The collapse in global economic activity in 2020 is estimated to have been slightly less severe than previously projected, mainly due to shallower contractions in advanced economies and a more robust recovery in China.
In contrast, disruptions to activity in the majority of other emerging market and developing economies were more acute than expected.
“Financial fragilities in many of these countries, as the growth shock impacts vulnerable household and business balance sheets, will also need to be addressed,” said Carmen Reinhart, Vice President and World Bank Group Chief Economist.
The near-term outlook remains highly uncertain, and different growth outcomes are still possible, as a section of the report details. A downside scenario in which infections continue to rise, and the rollout of a vaccine is delayed, could limit the global expansion to 1.6% in 2021.
Meanwhile, in an upside scenario with successful pandemic control and a faster vaccination process, global growth could accelerate to nearly 5 percent.
In advanced economies, a nascent rebound stalled in the third quarter (Q3), following a resurgence of infections, pointing to a slow and challenging recovery. US GDP is forecast to expand 3.5% in 2021, after an estimated 3.6% contraction in 2020.
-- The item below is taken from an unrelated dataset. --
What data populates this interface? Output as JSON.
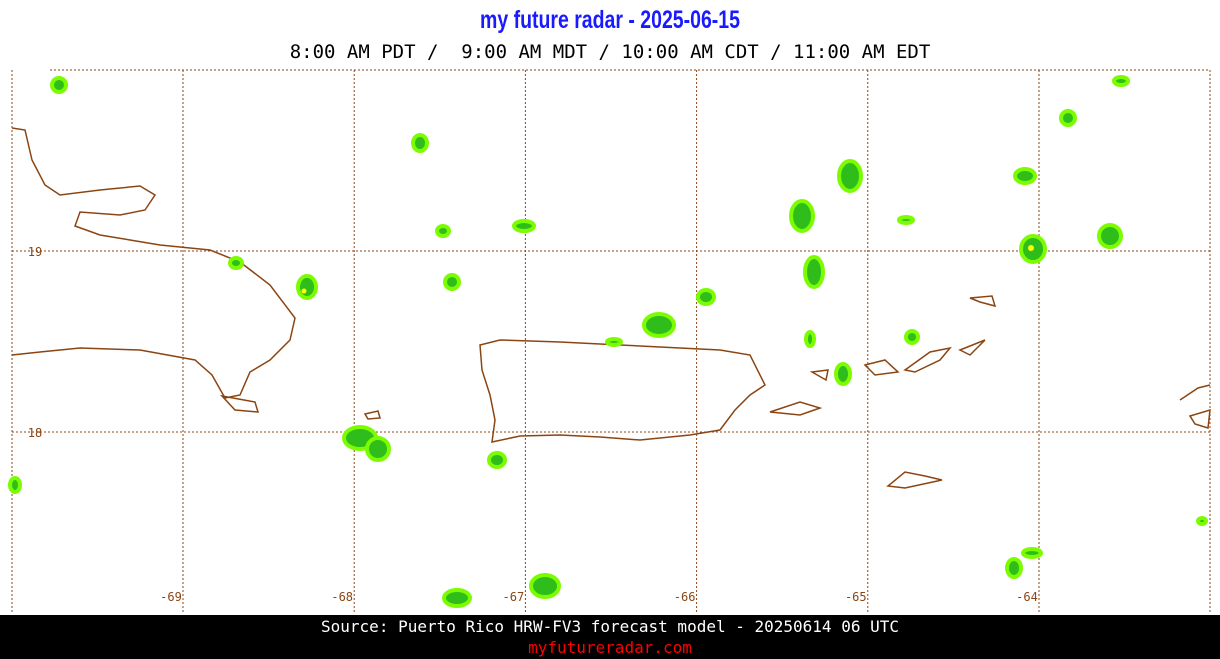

In the euro area, output is anticipated to grow 3.6% in 2021, following a 7.4% decline in 2020. Activity in Japan, which shrank by 5.3% in the year just ended, is forecast to grow by 2.5% in 2021.
Aggregate GDP in emerging market and developing economies, including China, is expected to grow 5% in 2021, after a contraction of 2.6% in 2020. China’s economy is expected to expand by 7.9% this year following 2% growth last year.
Excluding China, emerging market and developing economies are forecast to expand 3.4% in 2021 after a contraction of 5% in 2020. Among low-income economies, activity is projected to increase 3.3% in 2021, after a contraction of 0.9% in 2020.
The World Bank report further highlighted that policymakers need to continue to sustain the recovery, gradually shifting from income support to growth-enhancing policies. In the longer run, in emerging market and developing economies, policies to improve health and education services, digital infrastructure, climate resilience, and business and governance practices, will help mitigate the economic damage caused by the pandemic, reduce poverty and advance shared prosperity.
Central banks in some emerging market and developing economies have employed asset purchase programmes in response to pandemic-induced financial market pressures, in many cases for the first time.
When targeted to market failures, these programmes appear to have helped stabilise financial markets during the initial stages of the crisis. However, in economies where asset purchases continue to expand and are perceived to finance fiscal deficits, these programmes may erode central bank operational independence.
They also risk currency weakness that de-anchors inflation expectations, and increase worries about debt sustainability, the report elaborated.